Wenn die „Strumern strumen“

Online Redaktion Online Redaktion, Tips Redaktion, 14.05.2019 11:06 Uhr

Ab Mitte Mai zur Narzissenblüte liefern sagenumwobene Karstquellen in der Doppelgemeinde Pichl-Kainisch ein beeindruckendes Naturschauspiel. Wie von Geisterhand gelenkt „strumen“ diese so genannten Strumern aus unzähligen Quellen, ergießen sich über mit Moos bewachsene Steine und schwellen innerhalb kürzester Zeit zu reißenden Wildbächen an. Doch so schnell dieser Spuk gekommen ist, so schnell zieht er sich auch wieder in die Erde zurück.von MICHAEL WASNER

Unser erster Besuch gilt den im sonnigen Hinterberger Tal gelegenen Orten Kainisch und Pichl.

Im Kainischer Zentrum erwarten uns die sehenswerte Dorfkapelle und daneben ein altes Haltestellenhäuschen. Das rechts davon einmündende Straßerl führt uns vorbei an der Ude-Andacht zum Haus Kainisch 152, wo bei der nächsten Straßenlaterne in den rechts wegführenden Wiesenweg eingeschwenkt wird.

Vorbei an einem Marterl mit Aussichtsbankerl wird nun, genau auf den Grimming zu, der Nachbarort Pichl angesteuert. Rechts an der Dorfstraße eine mit Schindeln gedeckte Kapelle mit freigelegten Fresken und vorne links ein Infostand mit Bushaltestelle und Parkgelegenheit. Wir marschieren nun rechts hinaus zur Brücke über die B145 und folgen dem Schild „Strumern“ hinab ins geschützte Pichler Moos.

Durch das Naturreservat Ödensee

Mit grünen Wegtafeln gut beschildert leiten diese nach Überschreiten des Bahndamms und des Riedlbachs durch ein meist stilles, nahezu unberührtes Augebiet. Im Frühling aber ist es vorbei mit der Ruhe, dann erfüllt das Rauschen der Wildbäche den Talgrund. Lange Zeit glaubte man an geheimnisvolle Mächte. Alte Überlieferungen sagen jedoch, dass die Strumern aus dem Schmelzwasser des Dachsteins gespeist werden (1984 wissenschaftlich nachgewiesen) und das ist auch die Erklärung, warum sie nur im Frühling in Erscheinung treten. Am Steg über den obersten Quelltopf liegen weitere Infos vor. Der gut erkennbare Pfad steigt nun weiterhin leicht an und mündet nach sieben Minuten in eine Forststraße mit Wanderwegschildern. Wir folgen gelb und grün Richtung Ödensee und erfahren an der folgenden Kreuzung, dass der Weg dorthin mit 1,5 Stunden angegeben ist. Ziemlich dieselbe Zeit, die wir bereits in den Füßen haben. Nach längerem Forststraßenanstieg geht„s rechts weg. Der Wald gibt nun schöne Wiesengründe, voll von Trollblumen und Narzissen, frei. Dann erwartet uns ein weiterer Forststraßenmarsch, von dem sich bald darauf ein schöner Blick hinab in die tief eingefurchte Ödensee-Traun ergibt, deren Seeaustritt nun in wenigen Minuten erreicht wird. Keine 100 Meter weiter lockt die Kohlröserlhütte zur Labe und Einkehr. Dabei achten wir besonders gut auf ein rechts abzweigendes Wegerl, welches unseren Rückweg bestimmt.

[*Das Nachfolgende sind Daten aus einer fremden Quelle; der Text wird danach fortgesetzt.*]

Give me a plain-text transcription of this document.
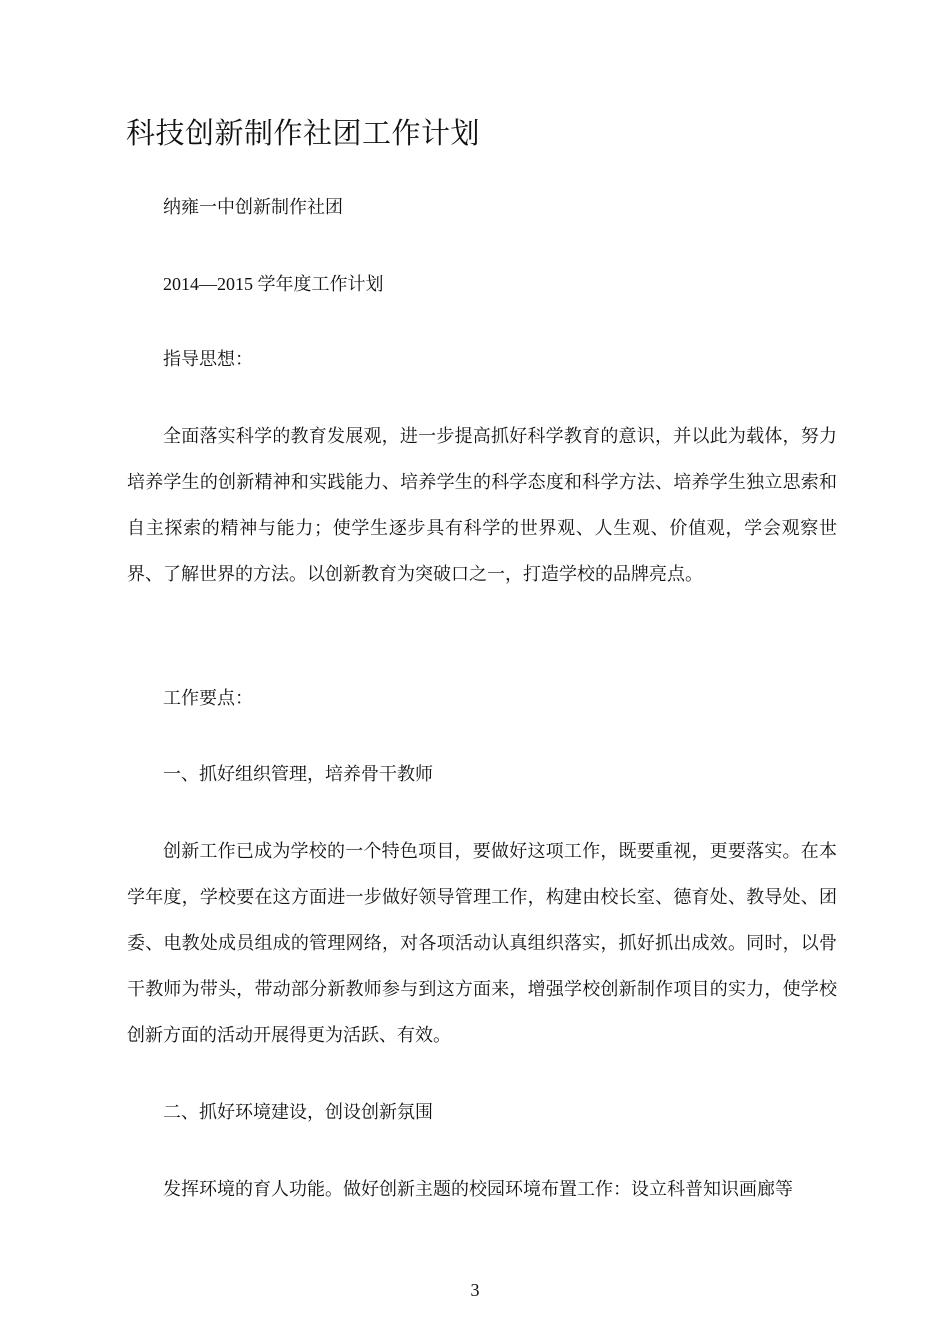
科技创新制作社团工作计划

纳雍一中创新制作社团

2014—2015 学年度工作计划

指导思想：

全面落实科学的教育发展观，进一步提高抓好科学教育的意识，并以此为载体，努力培养学生的创新精神和实践能力、培养学生的科学态度和科学方法、培养学生独立思索和自主探索的精神与能力；使学生逐步具有科学的世界观、人生观、价值观，学会观察世界、了解世界的方法。以创新教育为突破口之一，打造学校的品牌亮点。

工作要点：

一、抓好组织管理，培养骨干教师

创新工作已成为学校的一个特色项目，要做好这项工作，既要重视，更要落实。在本学年度，学校要在这方面进一步做好领导管理工作，构建由校长室、德育处、教导处、团委、电教处成员组成的管理网络，对各项活动认真组织落实，抓好抓出成效。同时，以骨干教师为带头，带动部分新教师参与到这方面来，增强学校创新制作项目的实力，使学校创新方面的活动开展得更为活跃、有效。

二、抓好环境建设，创设创新氛围

发挥环境的育人功能。做好创新主题的校园环境布置工作：设立科普知识画廊等

3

Zeit für eine Seeumrundung

Zuvor sollte aber noch eine Dreiviertelstunde für eine Seeumrundung eingeplant werden. Das Geäst der über 100 Jahre alten Fichten ragt oft weit über das Ufer hinaus. Dutzende Rinnsale aus den Bergen ergießen sich in den Seebuchten. An den schönsten Stellen laden Rastplätze zum Schauen, Träumen oder Baden ein. Das Südufer des Ödensees erreicht meist schon im Juni Temperaturen um die 20 Grad.

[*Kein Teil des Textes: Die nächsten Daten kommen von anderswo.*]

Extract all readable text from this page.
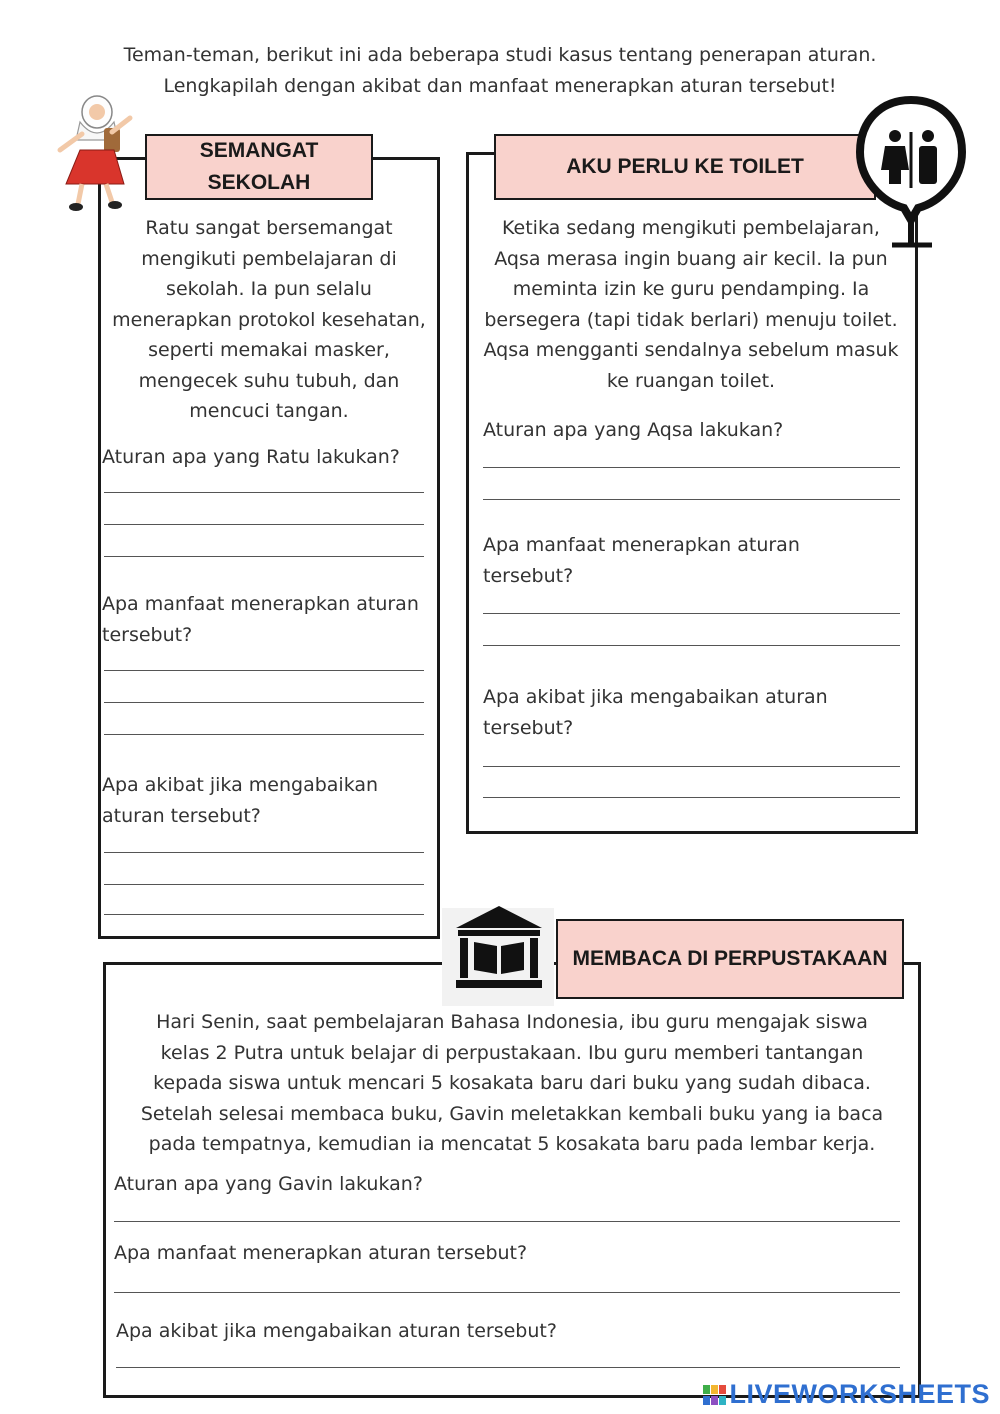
Teman-teman, berikut ini ada beberapa studi kasus tentang penerapan aturan.
Lengkapilah dengan akibat dan manfaat menerapkan aturan tersebut!
SEMANGAT
SEKOLAH
Ratu sangat bersemangat
mengikuti pembelajaran di
sekolah. Ia pun selalu
menerapkan protokol kesehatan,
seperti memakai masker,
mengecek suhu tubuh, dan
mencuci tangan.
Aturan apa yang Ratu lakukan?
Apa manfaat menerapkan aturan
tersebut?
Apa akibat jika mengabaikan
aturan tersebut?
AKU PERLU KE TOILET
Ketika sedang mengikuti pembelajaran,
Aqsa merasa ingin buang air kecil. Ia pun
meminta izin ke guru pendamping. Ia
bersegera (tapi tidak berlari) menuju toilet.
Aqsa mengganti sendalnya sebelum masuk
ke ruangan toilet.
Aturan apa yang Aqsa lakukan?
Apa manfaat menerapkan aturan
tersebut?
Apa akibat jika mengabaikan aturan
tersebut?
MEMBACA DI PERPUSTAKAAN
Hari Senin, saat pembelajaran Bahasa Indonesia, ibu guru mengajak siswa
kelas 2 Putra untuk belajar di perpustakaan. Ibu guru memberi tantangan
kepada siswa untuk mencari 5 kosakata baru dari buku yang sudah dibaca.
Setelah selesai membaca buku, Gavin meletakkan kembali buku yang ia baca
pada tempatnya, kemudian ia mencatat 5 kosakata baru pada lembar kerja.
Aturan apa yang Gavin lakukan?
Apa manfaat menerapkan aturan tersebut?
Apa akibat jika mengabaikan aturan tersebut?
LIVEWORKSHEETS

Zwischen Gasthaus und Seeausfluss beginnt der Waldpfad, der vorerst nicht markiert, aber kaum zu verfehlen ist. Nur wenige Meter rechts verbergen sich mit kleinem “Warmen See„ und dem winzigen “Kalten See„ zwei idyllische Dolinenseen. Rote Farbkleckse setzen ein. Es geht hinaus aus dem Auwald und hinein in das sensible, aber botanisch ungemein interessante Hochmoorgebiet. Bei einem Gang zwischen Dotterblumentümpeln, Moorbirken und duftenden Narzissen verlassen wir das Naturreservat und spazieren zurück zum Bahnhof.